Abalone and sourdough bread: San Francisco treats. I wouldn't see on a cruise ship. T
Abalone and sourdough bread: San Francisco treats. I wouldn't see on a cruise ship. Too bad.
Abalone is considered to be a delicacy. That many people love. including me.
Bruce Chafkin supplied the followining information why I wouldn't get it on a cruise ship.
In most countries where Abalone is available, it is in short supply. Most laws restrict it to sport fishing/diving.
In any case, Abalone is a sea snail. That makes it a shellfish item.
US Public Health service will not allow any major cruise line with ships in US Waters to serve any fresh shellfish on any of their ships, anywhere in the world.
So if abalone were available in quantities large enough to be served on a cruise ship, they would have to be frozen. Frozen Abalone is not very good quality.
San Francisco is a good place to find it. Abalone is also farmed at Pigeon Point California, just south of San Francisco. They sell it fresh in shops and restaurants in San Francisco.

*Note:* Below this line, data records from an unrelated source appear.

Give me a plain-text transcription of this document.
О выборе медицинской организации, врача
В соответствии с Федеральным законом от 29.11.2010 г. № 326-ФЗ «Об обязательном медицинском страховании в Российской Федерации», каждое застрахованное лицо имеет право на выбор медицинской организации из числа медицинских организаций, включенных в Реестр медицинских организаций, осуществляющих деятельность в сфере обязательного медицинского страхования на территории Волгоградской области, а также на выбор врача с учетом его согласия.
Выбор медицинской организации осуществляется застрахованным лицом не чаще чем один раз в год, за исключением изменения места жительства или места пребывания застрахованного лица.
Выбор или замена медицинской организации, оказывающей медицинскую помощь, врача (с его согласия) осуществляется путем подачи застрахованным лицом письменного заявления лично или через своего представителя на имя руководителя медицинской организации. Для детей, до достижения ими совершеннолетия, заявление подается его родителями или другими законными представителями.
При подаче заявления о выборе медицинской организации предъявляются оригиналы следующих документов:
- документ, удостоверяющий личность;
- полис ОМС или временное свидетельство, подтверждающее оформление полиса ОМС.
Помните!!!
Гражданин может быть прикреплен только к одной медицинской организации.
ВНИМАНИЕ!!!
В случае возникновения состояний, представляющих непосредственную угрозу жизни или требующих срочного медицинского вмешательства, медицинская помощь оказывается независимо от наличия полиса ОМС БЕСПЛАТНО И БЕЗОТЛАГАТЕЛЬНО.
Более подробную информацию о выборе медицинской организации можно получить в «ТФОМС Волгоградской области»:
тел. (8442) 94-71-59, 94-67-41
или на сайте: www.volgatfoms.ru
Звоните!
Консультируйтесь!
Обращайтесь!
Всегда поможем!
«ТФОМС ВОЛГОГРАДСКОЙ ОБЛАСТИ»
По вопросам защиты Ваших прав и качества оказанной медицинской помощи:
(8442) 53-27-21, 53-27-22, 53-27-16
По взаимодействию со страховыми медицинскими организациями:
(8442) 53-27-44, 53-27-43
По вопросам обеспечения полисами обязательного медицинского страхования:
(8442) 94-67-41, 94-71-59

San Francisco sourdough- another of my favorites - is the most famous sourdough bread made in the U.S. today. In contrast to sourdough production in other areas of the country, the San Francisco variety has remained in continuous production since 1849, with some bakeries (e.g., Boudin Bakery among others) able to trace their starters back to California's Gold Rush period. It is a white bread characterized by a pronounced sourness (not all varieties are as sour as San Francisco sourdough), so much so that the dominant strain of lactobacillus in sourdough starters was named Lactobacillus sanfranciscensis. Sourdough also became popular because of its ability to combine well with seafoods and soups such as cioppino, clam chowder, and chili.